Near the ramp by which the works leave the headquarters are two panels from a series created by Karl Lagerfeld called Fontana di Trevi. They show Neptune, depicted using fire engraving and finished by hand painting. They will be sent from here to Miami to embellish a hotel lobby. Since the fashion designer’s death, publisher Gerhard Steidl, a close friend of Lagerfeld, has overseen the continuation of this work. Steidl also belongs to the Mayers’ inner circle. With him, the couple shares an uncompromising attitude, an obsession with detail and quality. “For the 170th anniversary, we published a book with him entitled Light,” says Petra. “For this year’s 175th anniversary comes the successor: Shadow.”
In the meantime, the light is fading and the shadows are becoming sharper.
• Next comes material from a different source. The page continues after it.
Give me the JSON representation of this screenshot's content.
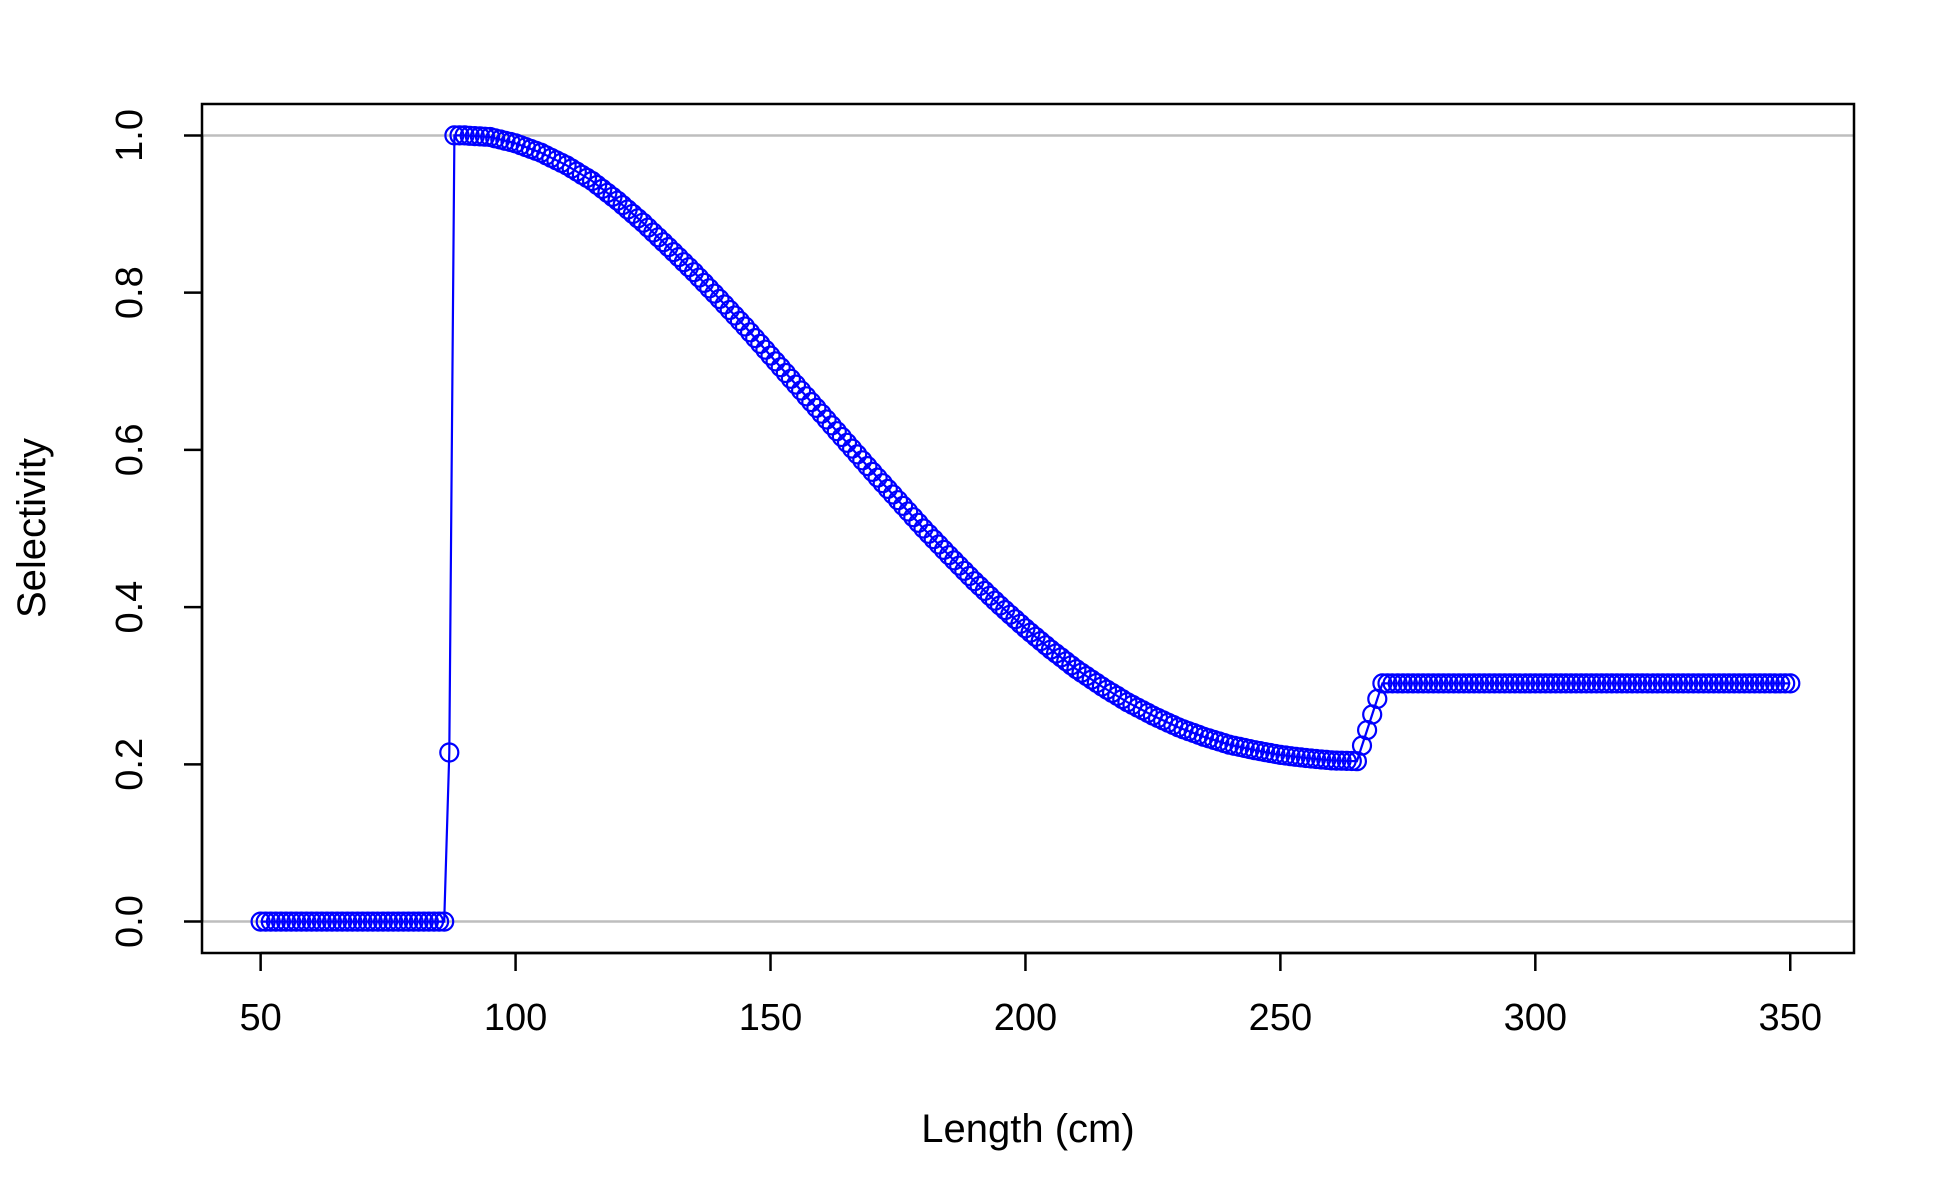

Samuel and Joshua, the Mayers’ two sons, come home from school in the late afternoon and the family gathers on the sprawling deerskin sofa in front of the conservatory window that looks out onto the city. Here, on the sixth floor of the house, the couple lives in a winding maisonette surrounded by antiques, paintings, sculptures, heirlooms and memorabilia.
It is a cosmos of art and curiosities in which the sixth generation grows up. In it, the Wunderkammer-like world of Mayer’sche Hofkunstanstalt continues into the private sphere. Samuel and Joshua wear pinstripe suits with long blond side-parted hair. They still enjoy soapbox carts with electric motors, which they tinker with for days on end in the workshops. Whether they will one day follow in their parents’ footsteps is written in the stars.